When it is necessary to accurately count the number of tuples such as sales amount scenarios, it is hoped that each tuple is "processed only once". Storm 0.7.0 introduced Transactional Topology, which ensures that each tuple is "processed only once", so that we can implement a very accurate and highly fault-tolerant way to implement counting applications. Batch processing: The efficiency of transaction processing a single tuple is relatively low. Processing a single tuple one by one increases a lot of overhead, such as writing the library and the frequency of outputting results is too high. Therefore, batch processing is introduced in Storm. Batch processing is to process a batch of tuple at one time. Transactions It can ensure that the batch is either processed successfully, and if there is a processing failure, it will not be counted. Storm will resend the failed batch, and ensure that each batch is processed only once. Principle of transaction mechanism: In Storm transaction processing, the calculation of a batch is divided into two phases: processing and commit: Processing phase: Multiple batches can be calculated in parallel; Commiting phase: The batches are forced to be submitted in order. Example : Processing phase: Multiple batches can be calculated in parallel. In the above example, bolt2 is an ordinary batchbolt (implementing IBatchBolt), then multiple batches can be executed in parallel between bolt2 tasks.

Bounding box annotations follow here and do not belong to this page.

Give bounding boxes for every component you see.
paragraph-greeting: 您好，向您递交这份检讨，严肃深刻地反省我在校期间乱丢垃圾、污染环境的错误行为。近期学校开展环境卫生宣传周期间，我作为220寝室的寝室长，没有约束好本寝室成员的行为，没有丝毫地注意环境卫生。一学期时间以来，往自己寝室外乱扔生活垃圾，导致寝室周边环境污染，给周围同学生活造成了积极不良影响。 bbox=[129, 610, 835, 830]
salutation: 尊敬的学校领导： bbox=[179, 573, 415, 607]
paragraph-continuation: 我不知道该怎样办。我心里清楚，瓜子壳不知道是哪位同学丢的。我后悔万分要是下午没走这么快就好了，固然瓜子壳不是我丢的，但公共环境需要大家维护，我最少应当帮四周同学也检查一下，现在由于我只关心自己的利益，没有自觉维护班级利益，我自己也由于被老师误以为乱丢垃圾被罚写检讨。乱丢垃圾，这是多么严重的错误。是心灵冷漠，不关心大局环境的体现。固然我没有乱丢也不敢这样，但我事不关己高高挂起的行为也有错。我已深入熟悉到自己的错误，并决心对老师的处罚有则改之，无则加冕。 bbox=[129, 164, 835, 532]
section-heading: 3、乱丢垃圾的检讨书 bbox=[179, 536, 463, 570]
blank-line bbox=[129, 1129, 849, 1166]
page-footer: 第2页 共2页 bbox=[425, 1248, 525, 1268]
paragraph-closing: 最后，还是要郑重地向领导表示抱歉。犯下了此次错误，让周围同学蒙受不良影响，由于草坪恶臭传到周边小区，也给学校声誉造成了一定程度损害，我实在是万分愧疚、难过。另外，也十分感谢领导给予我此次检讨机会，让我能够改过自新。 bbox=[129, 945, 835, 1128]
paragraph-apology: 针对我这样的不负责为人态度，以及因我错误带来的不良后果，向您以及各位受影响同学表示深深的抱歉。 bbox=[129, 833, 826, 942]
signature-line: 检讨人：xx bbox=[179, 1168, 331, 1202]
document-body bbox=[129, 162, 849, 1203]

Commiting phase: The batches are forced to be submitted in order. In the above figure, Bolt3 implements IBatchBolt and marks those that require transaction processing (implementing the ICommitter interface or adding BatchBolt to the topology through the setCommitterBolt method of TransactionalTopologyBuilder), then Storm thinks that the batch can be submitted. When calling finishbatch, do txid comparison and state preservation work in finishBatch. In the example, batch2 must wait for batch1 to submit before submitting.
For the need of processing only once: In principle, it is necessary to bring the txid when sending the tuple. When transaction processing is required, whether to process the txid or not has been successfully processed before. Of course, the txid and the processing result need to be Save together.
In transaction batch processing: a batch of tuples is assigned a txid. In order to improve the parallelism of batch processing, Storm adopts a pipeline (pipeline) processing model, so that multiple transactions can be executed in parallel, but the commits are strictly in order.
Transaction Topology Implementation
1. Transaction spout implementation
Transactional spout needs to implement ITransactionalSpout, which contains two internal interface classes Coordinator and Emitter. When the topology is running, the transactional spout contains a sub-Topology. The structure diagram is as follows:
There are two types of tuple, one is a transactional tuple, and the other is a tuple in a batch; the
coordinator starts a transaction preparation When a batch is emitted, it enters the processing phase of a transaction and emits a transactional tuple (transactionAttempt & metadata) to the "batch emit" stream
The Emitter subscribes to the coordinator's "batch emit" stream in an all grouping (broadcast) manner, and is responsible for actually emitting tuples for each batch. The sent tuple must use TransactionAttempt as the first field, and Storm determines which batch the tuple belongs to based on this field.
There is only one coordinator, and the emitter can have multiple instances according to the degree of parallelism.
TransactionAttempt and metadata
TransactionAttempt contain two values: a transaction id and an attempt id. The role of transaction id is that the tuple in each batch is unique as described above, and it is the same no matter how many times the batch is replayed.
The attempt id is a unique id for each batch, but for the same batch, the attempt id after the replay is different from that before the replay. We can understand the attempt id as replay-times, and storm uses this id to distinguish one The metadata (metadata) of different versions of the tuple emitted by the batch
contains the point from which the current transaction can replay the data, which is stored in the zookeeper, and the spout can serialize and deserialize the metadata from the zookeeper through Kryo.
Transaction internal processing flow chart
2. Transactional Bolt
BaseTransactionalBolt
To process tuples that are batched together, the execute method is called for each tuple call, and the finishBatch method is called when the entire batch processing is complete. If the BatchBolt is marked as a Committer, the finishBatch method can only be called during the commit phase. The commit phase of a batch is guaranteed by Storm to be executed only after the previous batch has been successfully submitted. And it will retry until all bolts in the topology complete the commit after commit. So how do you know that the processing of the batch is completed, that is, whether the bolt has received and processed all the tuples in the batch; inside the bolt, there is a CoordinatedBolt model.
The specific principle of CoordinateBolt is as follows:
Each CoordinateBolt records two values: which tasks have sent me tuples (according to topology grouping information); which tasks I want to send information (also based on grouping information).
After all tuples have been sent, CoordinateBolt tells all the tasks that it has sent tuples in the way of emitDirect through another special stream, how many tuples it has sent to this task. The downstream task will compare this number with the number of tuples it has received. If it is equal, it means that all tuples have been processed.
The downstream CoordinateBolt will repeat the above steps to notify its downstream.